From May 16, 2016 through yesterday (December 17) there are 216 days.

Step Five:

Multipy the number of days in the partial year by the per diem. In our case, that is 216 days times 17.767 cents per day, or 3,837.672 cents, or $38.38 after rounding off.

Step Six:

Add the principal amount ($510) plus three full years of interest ($183.60) plus the partial year's interest through yesterday ($38.38) to get $731.98 payable today, but that's just the portion for the 2012 taxes.

Step Seven:

Repeat prior steps for all subsequent years' taxes.

Step Eight:

Add up all the totals. That is the total amount due if the taxpayer redeemed today. But, it is highly unlikely he/she will redeem on the day you give them the payoff quote.

Step Nine:

Add up all the per diems for the different years. Let's assume it is 17.767 cents a day for the 2012 taxes and 14.794 cents a day for the subsequent years. Subsequent years will be less than the auction year, because the auction year includes advertising costs and late fees in the principal amount due. Subsequent years will be only the taxes due for those years.

Adding up all the per diems is 17.767 (2012 taxes) plus 14.794 (2013 taxes) plus 14.794 (2014 taxes) plus 14.794 (2015 taxes) plus 14.794 (2016 taxes) to equal 76.943 cents per day of interest accrual.

Step Ten:

Your letter should say, "If you redeem today, the total will be $XX.XX. For each additional day up until the date you actually redeem, you must add another 76.943 cents per day.  If you do not redeem on or before (fill in a date, maybe 30 days in the future) then this quote will no longer be valid and you will have to start the process all over again."  You add that language about a termination date because they might drag their fee for many months without redeeming. In the meantime, you  might have made preservation improvements for which you might be entitled payment, you might have filed an ejectment lawsuit and they will owe your attorneys fees as part of the redemption amount, or any number of other things might have happened.

@Liliana Lopez , I'm so sorry. I drafted this reply on the day of your question, but apparently forgot to hit the "post" button. I hope this advice is not too late for you.

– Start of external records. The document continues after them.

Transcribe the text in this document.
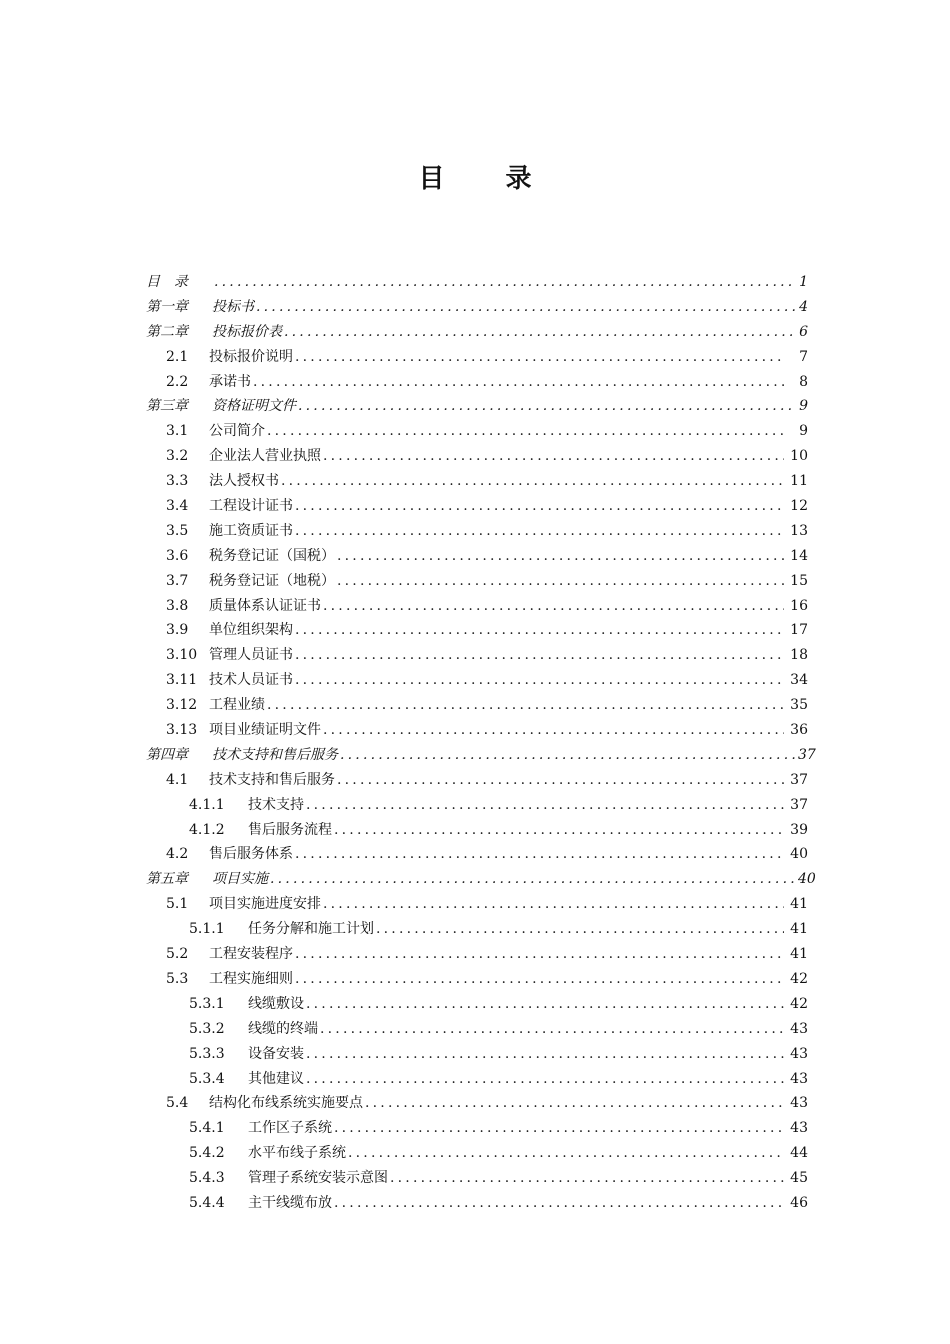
目 录
目　录 .....	1
第一章	投标书 .....	4
第二章	投标报价表 .....	6
2.1	投标报价说明 .....	7
2.2	承诺书 .....	8
第三章	资格证明文件 .....	9
3.1	公司简介 .....	9
3.2	企业法人营业执照 .....	10
3.3	法人授权书 .....	11
3.4	工程设计证书 .....	12
3.5	施工资质证书 .....	13
3.6	税务登记证（国税） .....	14
3.7	税务登记证（地税） .....	15
3.8	质量体系认证证书 .....	16
3.9	单位组织架构 .....	17
3.10 管理人员证书 .....	18
3.11 技术人员证书 .....	34
3.12 工程业绩 .....	35
3.13 项目业绩证明文件 .....	36
第四章	技术支持和售后服务 .....	37
4.1	技术支持和售后服务 .....	37
4.1.1	技术支持 .....	37
4.1.2	售后服务流程 .....	39
4.2	售后服务体系 .....	40
第五章	项目实施 .....	40
5.1	项目实施进度安排 .....	41
5.1.1	任务分解和施工计划 .....	41
5.2	工程安装程序 .....	41
5.3	工程实施细则 .....	42
5.3.1	线缆敷设 .....	42
5.3.2	线缆的终端 .....	43
5.3.3	设备安装 .....	43
5.3.4	其他建议 .....	43
5.4	结构化布线系统实施要点 .....	43
5.4.1	工作区子系统 .....	43
5.4.2	水平布线子系统 .....	44
5.4.3	管理子系统安装示意图 .....	45
5.4.4	主干线缆布放 .....	46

There is only one circumstance under which attorneys fees can be added to the redemption price. That is if the investor files an ejectment lawsuit against the taxpayer (or someone in possession under the taxpayer, such as a tenant) and the taxpayer counterclaims and asks for redemption. In that case, the redemption amount will include reimbursement for the attorneys fees for the ejectment.

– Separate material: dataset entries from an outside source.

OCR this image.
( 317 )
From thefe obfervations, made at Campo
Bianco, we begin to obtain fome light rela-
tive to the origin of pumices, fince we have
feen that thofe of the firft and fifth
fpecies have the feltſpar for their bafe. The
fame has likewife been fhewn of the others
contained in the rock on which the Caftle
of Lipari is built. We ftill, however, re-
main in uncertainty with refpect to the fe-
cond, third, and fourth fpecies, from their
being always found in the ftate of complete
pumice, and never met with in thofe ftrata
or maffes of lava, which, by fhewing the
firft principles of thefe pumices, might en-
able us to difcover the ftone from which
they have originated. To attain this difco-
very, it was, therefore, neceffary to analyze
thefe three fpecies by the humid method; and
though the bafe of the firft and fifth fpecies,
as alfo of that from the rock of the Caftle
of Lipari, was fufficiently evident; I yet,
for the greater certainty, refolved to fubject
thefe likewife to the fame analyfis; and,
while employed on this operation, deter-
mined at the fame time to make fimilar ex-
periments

The ONLY things that can be included in redemption quotes are:

Taxes + interest

If the property contains a residential structure, then also the value of preservation improvements + interest and the cost of casualty insurance + interest.

If the property is located within the official boundaries of an urban renewal or urban redevelopment district, then redemption will include the value of all improvements made after the tax sale (not just preservation improvments) + interest, and the cost of casualty insurance premiums + interest.

You cannot include attorneys fees (except as described above), accounting fees, consultant fees, recording fees, due diligence expenses, travel expenses to check on the property, or anything similar.

The law is VERY clear on this.

If the owner remains in possession until after the tax deed date, and then attempts to redeem, the investor can sue the taxpayer for something called "mesne profits." This is the reasonable rental value of the property from the tax deed date until the present time.